I wrote my first blog post on 01 September 2007.  We’d just found out we were going to be moving – we weren’t yet sure of where we’d be going other than South Asia – and I thought it would be a good idea to blog about our move and everything that would happen during our transition.  I remember the thrill of all that was to come.  It was all so unknown and for the most part exciting and (on occasion) scary.  Well, the time has come to go the other way.
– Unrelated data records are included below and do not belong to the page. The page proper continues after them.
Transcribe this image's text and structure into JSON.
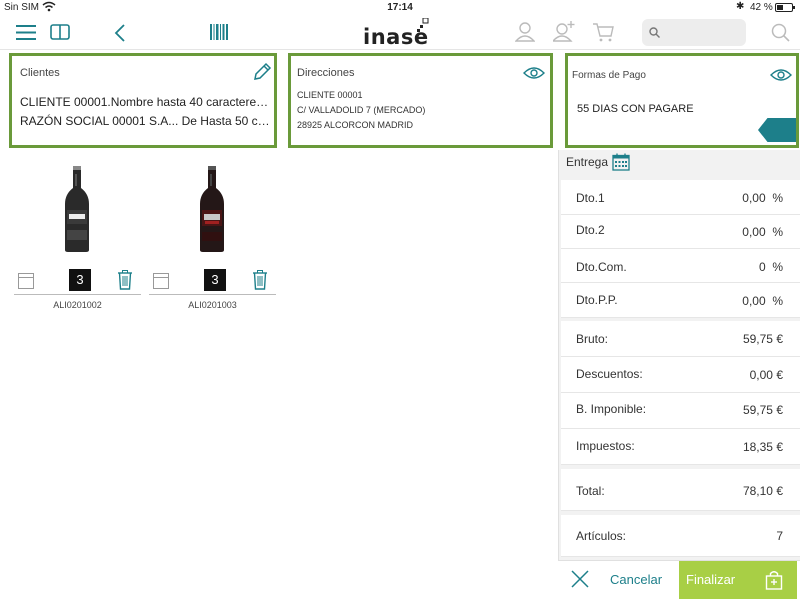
{
  "status_bar": {
    "carrier": "Sin SIM",
    "time": "17:14",
    "battery_text": "42 %",
    "battery_level": 0.42
  },
  "toolbar": {
    "logo": "inase",
    "search_placeholder": "",
    "icons": [
      "menu-icon",
      "book-icon",
      "back-chevron-icon",
      "barcode-icon",
      "user-icon",
      "add-user-icon",
      "cart-icon",
      "search-icon"
    ],
    "accent_color": "#1d7f8a"
  },
  "clientes": {
    "title": "Clientes",
    "line1": "CLIENTE 00001.Nombre hasta 40 caracteres...",
    "line2": "RAZÓN SOCIAL  00001 S.A... De  Hasta 50 ca..."
  },
  "direcciones": {
    "title": "Direcciones",
    "line1": "CLIENTE 00001",
    "line2": "C/ VALLADOLID 7 (MERCADO)",
    "line3": "28925 ALCORCON MADRID"
  },
  "formas_pago": {
    "title": "Formas de Pago",
    "value": "55 DIAS CON PAGARE"
  },
  "products": [
    {
      "code": "ALI0201002",
      "qty": "3"
    },
    {
      "code": "ALI0201003",
      "qty": "3"
    }
  ],
  "summary": {
    "entrega_label": "Entrega",
    "dto1": {
      "label": "Dto.1",
      "value": "0,00",
      "unit": "%"
    },
    "dto2": {
      "label": "Dto.2",
      "value": "0,00",
      "unit": "%"
    },
    "dto_com": {
      "label": "Dto.Com.",
      "value": "0",
      "unit": "%"
    },
    "dto_pp": {
      "label": "Dto.P.P.",
      "value": "0,00",
      "unit": "%"
    },
    "bruto": {
      "label": "Bruto:",
      "value": "59,75 €"
    },
    "descuentos": {
      "label": "Descuentos:",
      "value": "0,00 €"
    },
    "imponible": {
      "label": "B. Imponible:",
      "value": "59,75 €"
    },
    "impuestos": {
      "label": "Impuestos:",
      "value": "18,35 €"
    },
    "total": {
      "label": "Total:",
      "value": "78,10 €"
    },
    "articulos": {
      "label": "Artículos:",
      "value": "7"
    }
  },
  "footer": {
    "cancel_label": "Cancelar",
    "finalize_label": "Finalizar",
    "finalize_color": "#a8cf45"
  },
  "colors": {
    "panel_border": "#6a9a3a",
    "accent": "#1d7f8a"
  }
}
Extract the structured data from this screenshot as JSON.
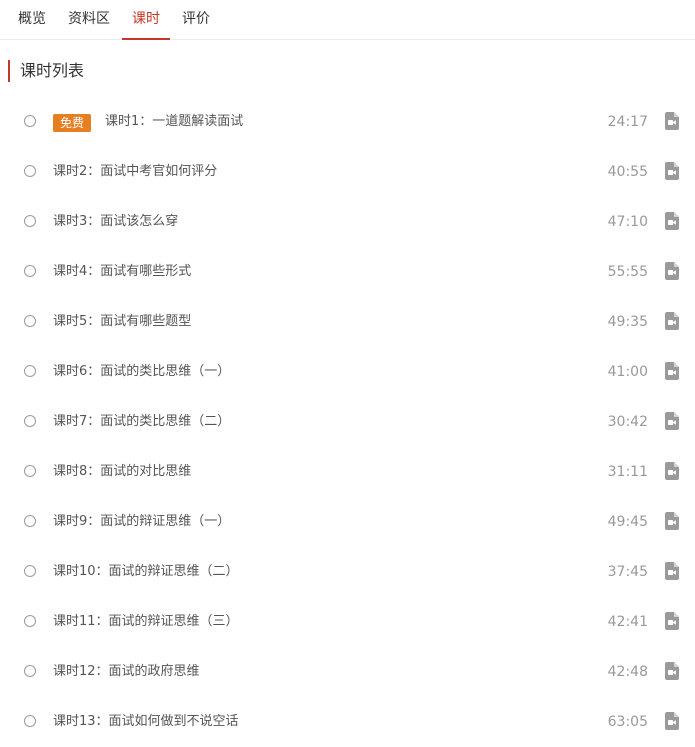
{
  "tabs": [
    {
      "label": "概览"
    },
    {
      "label": "资料区"
    },
    {
      "label": "课时"
    },
    {
      "label": "评价"
    }
  ],
  "active_tab": "课时",
  "section": {
    "title": "课时列表"
  },
  "lessons": [
    {
      "title": "课时1：一道题解读面试",
      "duration": "24:17",
      "badge": "免费"
    },
    {
      "title": "课时2：面试中考官如何评分",
      "duration": "40:55"
    },
    {
      "title": "课时3：面试该怎么穿",
      "duration": "47:10"
    },
    {
      "title": "课时4：面试有哪些形式",
      "duration": "55:55"
    },
    {
      "title": "课时5：面试有哪些题型",
      "duration": "49:35"
    },
    {
      "title": "课时6：面试的类比思维（一）",
      "duration": "41:00"
    },
    {
      "title": "课时7：面试的类比思维（二）",
      "duration": "30:42"
    },
    {
      "title": "课时8：面试的对比思维",
      "duration": "31:11"
    },
    {
      "title": "课时9：面试的辩证思维（一）",
      "duration": "49:45"
    },
    {
      "title": "课时10：面试的辩证思维（二）",
      "duration": "37:45"
    },
    {
      "title": "课时11：面试的辩证思维（三）",
      "duration": "42:41"
    },
    {
      "title": "课时12：面试的政府思维",
      "duration": "42:48"
    },
    {
      "title": "课时13：面试如何做到不说空话",
      "duration": "63:05"
    }
  ],
  "icons": {
    "status": "radio-circle-icon",
    "media": "video-file-icon"
  },
  "colors": {
    "accent": "#c0392b",
    "badge": "#e67e22",
    "text": "#555555",
    "muted": "#999999",
    "icon": "#9a9a9a"
  }
}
We’re moving back to America. We’re moving back with Michael’s job.  This should be a good move for him – career wise – and I totally support him.  However, I am not at all ready to go.  I’m not sure I’ll ever really be ready to go. It’s months away (7 months or so), but I’m not able to approach it the way I did our move here.

So here I go.  Blogging about returning.  Right now it doesn’t feel like returning home, even though we’ll be returning to the same house we lived in before.

There are folks who are excited for our return and we are so thankful for them, but we also don’t know how to make them understand that we can’t share in their excitement and that we need that to be okay.  Eventually we will get there.  I think.